# Infos zum Neuanfang von Hit-Killer



## Nyscha (15. Juli 2008)

Moin 

Also ich schreibe hier jetzt im Auftrag von Hit-Killer.

*Direkt an alle die wieder anfangen zu Flamen:
Wir wissen das es 1000. Post dadrüber gibt Neu anzufangen und wir wissen auch das meistens weniger als die Hälfte weiterspielt. Aber gerade mit denen die weiter spielen hat man sehr viel Spass.*

Aktuell haben sich hier im Thread  angemeldet:

- Hit-Killer [Tauren,Schamane]
- Nyscha
- Kancit (?)
- Evolution154
- Zydoom
- Tigrett
- Timme19 (nur Rajaxx)
- 1337Stalker
- Kancit
Die Restlichen die "Ja" gevotet haben bitte hier noch melden oder einfach eine PM an Nyscha.

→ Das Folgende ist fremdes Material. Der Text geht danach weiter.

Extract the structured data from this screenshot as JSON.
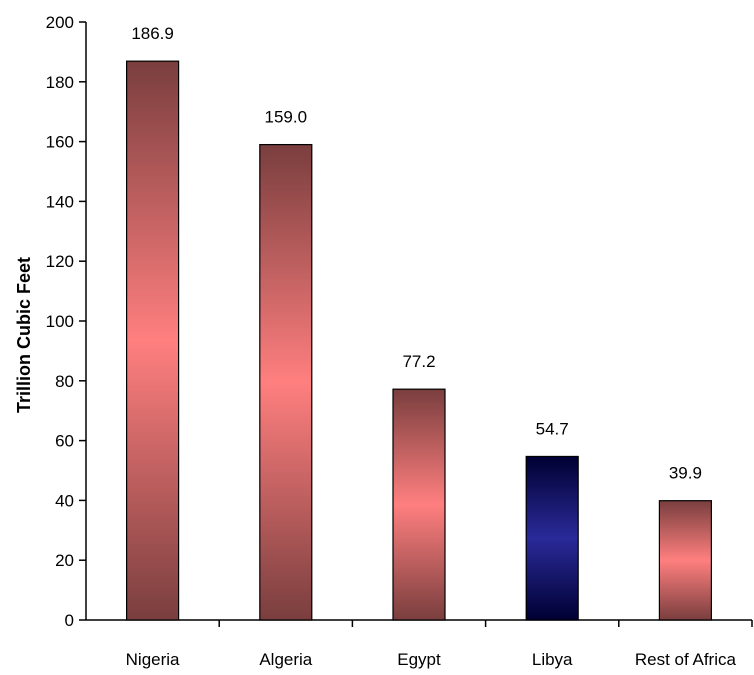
{
  "chart_data": {
    "type": "bar",
    "ylabel": "Trillion Cubic Feet",
    "categories": [
      "Nigeria",
      "Algeria",
      "Egypt",
      "Libya",
      "Rest of Africa"
    ],
    "values": [
      186.9,
      159.0,
      77.2,
      54.7,
      39.9
    ],
    "data_labels": [
      "186.9",
      "159.0",
      "77.2",
      "54.7",
      "39.9"
    ],
    "ylim": [
      0,
      200
    ],
    "yticks": [
      "0",
      "20",
      "40",
      "60",
      "80",
      "100",
      "120",
      "140",
      "160",
      "180",
      "200"
    ],
    "grid": false,
    "legend": "none",
    "colors": {
      "bar_default_edge": "#7a3e3e",
      "bar_default_mid": "#ff7f7f",
      "bar_highlight_edge": "#000033",
      "bar_highlight_mid": "#2a2a99"
    },
    "highlight_category": "Libya"
  }
}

Oder kommt einfach auf "unsern" TeamSpeak 2 Server : *194.60.68.90:2255*      Kein PW 

Dort können wir auch abstimmen welchen Server wir nehmen.
Bevorzugt wird der Server wo keiner einen Charakter drauf hat da wir bei *NULL* anfangen wollen. (@ Timme19)

Weitere Infos folgen.

Gruß
Nyscha

_Auf Wunsch von Hit-Killer öffnete ich einen neuen Thread. Also wenn Ihr was zu meckert habt wendet euch an ihn 


			Dieser Inhalt steht nur eingeloggten Mitgliedern zur Verfügung.
        


Hit-Killers Thread_


----------



## Tidoc (15. Juli 2008)

Schreib den Leuten doch eine PM, OMG


----------



## Nyscha (15. Juli 2008)

Und die Leute die nur "Ja" gevotet haben ? Die sollen das auch erfahren.

Da einige auch sehen wollen wie viele mitmachen.

Gruß Nyscha


----------



## HiT-Killer (15. Juli 2008)

Tidoc schrieb:


> Schreib den Leuten doch eine PM, OMG



Nichts bessers zu tuen als zu flamen?


----------



## HiT-Killer (15. Juli 2008)

Dieser Inhalt steht nur eingeloggten Mitgliedern zur Verfügung.


----------



## Ahramanyu (16. Juli 2008)

Unterlasst die Doppelpostings. Ich verschiebe ins Gildenforum, scheint mir dort besser aufgehoben zu sein.


----------